With the $50 million private placement in January, our pro forma cash position increased to $90 million. Last week, we also amended our credit facility with Oaktree. The milestones under which we can access the two remaining tranches on our debt facility, which total $50 million, were amended to allow us to access the first $25 million on U.S. FDA approval of Motiva implants, and the second with the additional milestone of achieving $195 million in trailing 12-month sales. For 2024, our guidance excludes the contribution of Motiva implant approval in the United States. We are guiding to a revenue range of $174-$184 million, representing growth of 5%-11%. We expect currency to have a minimal impact on our sales results this year. We expect gross margins in 2024 to be approximately 100 basis points higher than 2023 to a range of 65.5%-66%.
We have taken a number of steps to lower cash use in 2024. These efforts include the reduction of global personnel by approximately 28%, targeted reductions in operating expenses, and management of inventory levels. As a result, we expect cash use before financing in 2024 to be less than $48 million. With these actions, we expect to achieve positive adjusted EBITDA in 2024 and positive cash flow in 2025. I will now turn the call back to Juan José.
Juan José Chacón-Quirós (CEO)
Thank you, Raj. Establishment Labs was founded on bringing differentiated technology to an industry that has seen little innovation for decades.
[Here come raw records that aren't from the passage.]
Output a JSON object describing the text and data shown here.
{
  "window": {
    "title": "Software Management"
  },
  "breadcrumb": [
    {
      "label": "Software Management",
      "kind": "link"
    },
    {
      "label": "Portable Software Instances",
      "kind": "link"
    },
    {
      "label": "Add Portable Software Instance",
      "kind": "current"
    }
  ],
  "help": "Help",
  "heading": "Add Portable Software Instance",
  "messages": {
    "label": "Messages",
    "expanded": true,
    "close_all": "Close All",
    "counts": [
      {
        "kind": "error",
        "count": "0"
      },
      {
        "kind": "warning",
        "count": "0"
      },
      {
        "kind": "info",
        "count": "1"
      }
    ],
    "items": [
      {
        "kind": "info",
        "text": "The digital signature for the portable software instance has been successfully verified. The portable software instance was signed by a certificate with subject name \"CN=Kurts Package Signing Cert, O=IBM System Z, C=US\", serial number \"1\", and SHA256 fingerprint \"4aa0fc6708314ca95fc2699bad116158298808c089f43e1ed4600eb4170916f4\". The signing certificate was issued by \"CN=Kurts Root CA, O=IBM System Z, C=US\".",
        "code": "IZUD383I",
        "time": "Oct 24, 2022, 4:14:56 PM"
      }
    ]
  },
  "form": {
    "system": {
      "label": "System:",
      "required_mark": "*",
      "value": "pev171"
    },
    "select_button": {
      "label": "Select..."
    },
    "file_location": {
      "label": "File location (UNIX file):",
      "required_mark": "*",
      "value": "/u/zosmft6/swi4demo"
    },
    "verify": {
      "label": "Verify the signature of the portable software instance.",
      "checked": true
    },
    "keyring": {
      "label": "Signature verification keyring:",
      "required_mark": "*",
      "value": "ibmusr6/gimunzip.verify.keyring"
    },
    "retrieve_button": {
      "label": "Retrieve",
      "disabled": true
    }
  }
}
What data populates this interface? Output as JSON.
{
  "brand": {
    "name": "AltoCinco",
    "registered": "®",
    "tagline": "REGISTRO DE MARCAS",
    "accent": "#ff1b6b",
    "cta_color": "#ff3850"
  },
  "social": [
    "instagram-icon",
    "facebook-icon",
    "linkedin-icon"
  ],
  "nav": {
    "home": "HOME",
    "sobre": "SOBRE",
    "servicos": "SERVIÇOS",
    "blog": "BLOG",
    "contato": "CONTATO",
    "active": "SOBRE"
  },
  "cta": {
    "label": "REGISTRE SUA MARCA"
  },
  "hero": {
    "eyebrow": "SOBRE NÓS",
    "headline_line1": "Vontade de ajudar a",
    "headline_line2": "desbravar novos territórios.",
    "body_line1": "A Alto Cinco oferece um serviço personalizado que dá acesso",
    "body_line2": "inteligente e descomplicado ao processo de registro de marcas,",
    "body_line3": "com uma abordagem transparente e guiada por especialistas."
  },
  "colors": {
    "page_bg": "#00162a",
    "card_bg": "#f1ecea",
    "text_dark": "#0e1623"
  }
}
Unlike our competitors, we have grounded our products in true science and innovation, and the clinical and scientific data clearly demonstrate our technologies have no parallel in this industry. We are now launching our technologies into China and the United States, the two largest, highest-priced, and highest-gross margin markets in the world. In our current markets, Flora is constructing a new standard in breast reconstruction, and Mia is creating an entirely new and higher-value category in breast aesthetics. We are acutely focused on creating shareholder value, and a significant piece of this is to get to cash flow positive as soon as possible. We are confident in our ability to do this early next year and have modeled our cash spend accordingly.
With the cash we have on hand and the amendment to our credit facility, we are in an excellent position to fund our growth initiatives while meeting our profitability targets. 2024 will be one of the most important in our 20-year history. We are entering this year with a solid foundation and with a clear path to become the leading global company in breast aesthetics and reconstruction. I will now turn the call over to the operator for your questions.
Operator (participant)
Thank you. If you would like to ask a question, please press star one on your telephone keypad. A confirmation tone will indicate your line is in the question queue. You may press star two if you would like to remove your question from the queue. For participants using speaker equipment, it may be necessary to pick up your handset before pressing the star keys. Our first question is from Allen Gong with JP Morgan. Please proceed.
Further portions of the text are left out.